𝓒𝓱𝓪𝓹𝓲𝓽𝓻𝓮 3

Tout se plisse, s'entortille, s'enroule et se mélange comme un nœud de milliers de serpents. Des corps d'hommes, femmes et enfants tombent sans répit. Le sable, le sang et les larmes se confondent dans des grumeaux épais sur leur visage mutilé. Les plus jeunes, garçons ou filles, sont déjà en ligne et ne tardent pas à avoir des lourdes chaînes à peu près partout, écrasant leur plaie, déchirant un peu plus leur peau crémeuse. La mer se déchaîne, mange les cadavres et les envoie au loin, comme pour essayer d'accéder aux innocents bientôt embarqués. Elle emmène ses propres galets polis et lèche les jambes des soldats, bien trop armés par comparaison au peuple massacré.

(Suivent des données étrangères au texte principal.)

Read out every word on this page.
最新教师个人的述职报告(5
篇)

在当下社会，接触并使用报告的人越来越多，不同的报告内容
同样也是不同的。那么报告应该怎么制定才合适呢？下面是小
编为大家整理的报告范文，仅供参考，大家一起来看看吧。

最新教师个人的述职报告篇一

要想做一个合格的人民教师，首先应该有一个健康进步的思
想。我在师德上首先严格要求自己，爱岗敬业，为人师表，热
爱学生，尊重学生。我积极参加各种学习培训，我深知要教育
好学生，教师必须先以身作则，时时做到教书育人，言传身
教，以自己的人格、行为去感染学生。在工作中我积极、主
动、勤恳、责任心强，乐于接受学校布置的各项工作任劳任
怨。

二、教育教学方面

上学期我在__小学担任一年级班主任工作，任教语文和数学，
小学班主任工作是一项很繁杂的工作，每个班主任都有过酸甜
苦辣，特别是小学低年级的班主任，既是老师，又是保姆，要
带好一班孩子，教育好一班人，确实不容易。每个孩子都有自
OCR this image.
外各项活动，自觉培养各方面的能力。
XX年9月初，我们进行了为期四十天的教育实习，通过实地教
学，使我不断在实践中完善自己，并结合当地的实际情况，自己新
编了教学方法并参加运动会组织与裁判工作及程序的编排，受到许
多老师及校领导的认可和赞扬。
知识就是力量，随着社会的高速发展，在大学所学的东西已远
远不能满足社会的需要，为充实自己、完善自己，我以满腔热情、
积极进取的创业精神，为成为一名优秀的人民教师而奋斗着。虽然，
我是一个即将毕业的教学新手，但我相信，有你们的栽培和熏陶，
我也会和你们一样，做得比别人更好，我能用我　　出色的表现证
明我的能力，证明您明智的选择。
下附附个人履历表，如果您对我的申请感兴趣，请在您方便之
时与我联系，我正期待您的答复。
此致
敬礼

Je me surprends à prier un dieu qui ne viendra pourtant pas. Ils ne viennent jamais. Des gouttes d'eau salées tombent sur mes plaies, mais je ne les sens pas. Je ne les sens plus. Du sang coule de mon visage, m'empêche de voir. La chaleur me donne soif, mes lèvres sont craquelées comme un désert, et le soleil qui frappe en continu sur mon crâne me fait tourner de l'œil. Une voix grave résonne, et on nous pousse. Alors, on avance. Sur les côtés, je vois les morts. Par dizaines. Par centaines.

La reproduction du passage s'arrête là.